Em sua primeira grande disputa, Manu da Cuíca acertou em cheio e levou o samba até a final. Não ganhou por pouco. Ela acredita que se Luiz Carlos Máximo tivesse assinado a composição, a história teria sido outra. “Sabemos que isso influencia os jurados. O samba, com o nome dele na parceria, teria outro peso”, avalia. A derrota, porém, não foi encarada como tal. Além de chamar a atenção da mídia para o fato de ser uma das poucas mulheres a disputar e chegar a uma final de samba-enredo, ter concorrido na quadra fez com que Manuela e Máximo ficassem mais próximos. “O dia a dia de uma disputa de samba é uma loucura, a gente passava quase que o tempo todo juntos. O resultado foi que começamos a namorar ali”, conta.
Em 2018, quando soube que estavam novamente numa final de samba-enredo — agora pela Mangueira —, Manu temeu pelo pior. Isso porque, dessa vez, nem ela e nem Luiz Carlos Máximo constavam como autores do samba (como já foi dito, estavam disputando em duas escolas ao mesmo tempo e não poderiam concorrer nominalmente na Mangueira). A esperança estava no fato de que a agremiação, de forma ousada e até mesmo revolucionária, havia instituído naquele ano mudanças nas regras da disputa do samba, visando democratizar a participação — o que proporcionou chances parelhas a todos os concorrentes, dos mais aos menos conhecidos.

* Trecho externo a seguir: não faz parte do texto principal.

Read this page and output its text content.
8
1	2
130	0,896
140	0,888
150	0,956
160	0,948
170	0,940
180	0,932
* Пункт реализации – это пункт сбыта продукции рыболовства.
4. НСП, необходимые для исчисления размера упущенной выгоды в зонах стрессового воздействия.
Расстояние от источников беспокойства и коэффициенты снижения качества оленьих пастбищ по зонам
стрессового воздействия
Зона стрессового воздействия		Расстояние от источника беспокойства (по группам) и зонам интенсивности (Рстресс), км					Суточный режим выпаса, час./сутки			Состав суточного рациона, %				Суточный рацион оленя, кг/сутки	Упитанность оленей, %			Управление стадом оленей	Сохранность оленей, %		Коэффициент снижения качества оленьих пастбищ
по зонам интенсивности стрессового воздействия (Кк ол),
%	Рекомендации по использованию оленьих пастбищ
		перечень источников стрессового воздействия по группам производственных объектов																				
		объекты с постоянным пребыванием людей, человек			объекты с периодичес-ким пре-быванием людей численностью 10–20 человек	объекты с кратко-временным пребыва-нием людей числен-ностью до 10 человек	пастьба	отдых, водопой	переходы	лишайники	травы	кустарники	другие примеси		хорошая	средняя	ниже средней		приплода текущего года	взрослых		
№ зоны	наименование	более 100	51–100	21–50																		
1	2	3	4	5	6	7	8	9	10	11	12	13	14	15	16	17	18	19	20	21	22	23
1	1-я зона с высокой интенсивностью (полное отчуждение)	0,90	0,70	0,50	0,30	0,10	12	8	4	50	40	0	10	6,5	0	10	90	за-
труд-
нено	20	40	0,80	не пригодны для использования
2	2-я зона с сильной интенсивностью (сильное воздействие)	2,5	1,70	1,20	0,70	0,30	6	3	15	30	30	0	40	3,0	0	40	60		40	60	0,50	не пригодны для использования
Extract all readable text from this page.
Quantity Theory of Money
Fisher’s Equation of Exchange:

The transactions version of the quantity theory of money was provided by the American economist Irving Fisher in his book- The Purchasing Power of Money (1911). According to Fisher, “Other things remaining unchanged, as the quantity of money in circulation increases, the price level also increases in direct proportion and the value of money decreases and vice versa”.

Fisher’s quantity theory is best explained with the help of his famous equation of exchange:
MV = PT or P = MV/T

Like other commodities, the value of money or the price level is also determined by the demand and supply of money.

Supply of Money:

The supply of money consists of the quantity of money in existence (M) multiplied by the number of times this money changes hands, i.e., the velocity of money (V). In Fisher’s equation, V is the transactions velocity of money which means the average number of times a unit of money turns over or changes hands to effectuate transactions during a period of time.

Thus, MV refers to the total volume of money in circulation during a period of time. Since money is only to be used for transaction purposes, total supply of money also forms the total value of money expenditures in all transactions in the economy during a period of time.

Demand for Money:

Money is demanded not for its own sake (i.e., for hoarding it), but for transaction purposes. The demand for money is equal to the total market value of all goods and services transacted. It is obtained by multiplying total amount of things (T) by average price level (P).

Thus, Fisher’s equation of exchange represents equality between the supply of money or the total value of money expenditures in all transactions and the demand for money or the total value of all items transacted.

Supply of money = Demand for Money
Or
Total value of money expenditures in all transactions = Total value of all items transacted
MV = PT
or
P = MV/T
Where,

Sob orientação do carnavalesco Leandro Vieira, a Estação Primeira resolveu enfrentar o poder econômico a partir de um modelo de disputa em que torcidas pagas e uniformizadas não foram permitidas. Num esquema autossustentável, a escola cobrou dos participantes um preço de inscrição e este valor foi usado para a gravação de todos os sambas concorrentes. As músicas foram gravadas no mesmo estúdio, pelos mesmos intérpretes. Na disputa, os puxadores de cada samba foram sorteados na hora, evitando favorecimentos. “Todo mundo teve igualdade de condições. A Mangueira criou um jeito que nenhuma escola havia tentado. É muito bom participar de uma disputa em que você não tem o poder financeiro interferindo nas suas chances de ganhar ou perder”, comenta Manu da Cuíca.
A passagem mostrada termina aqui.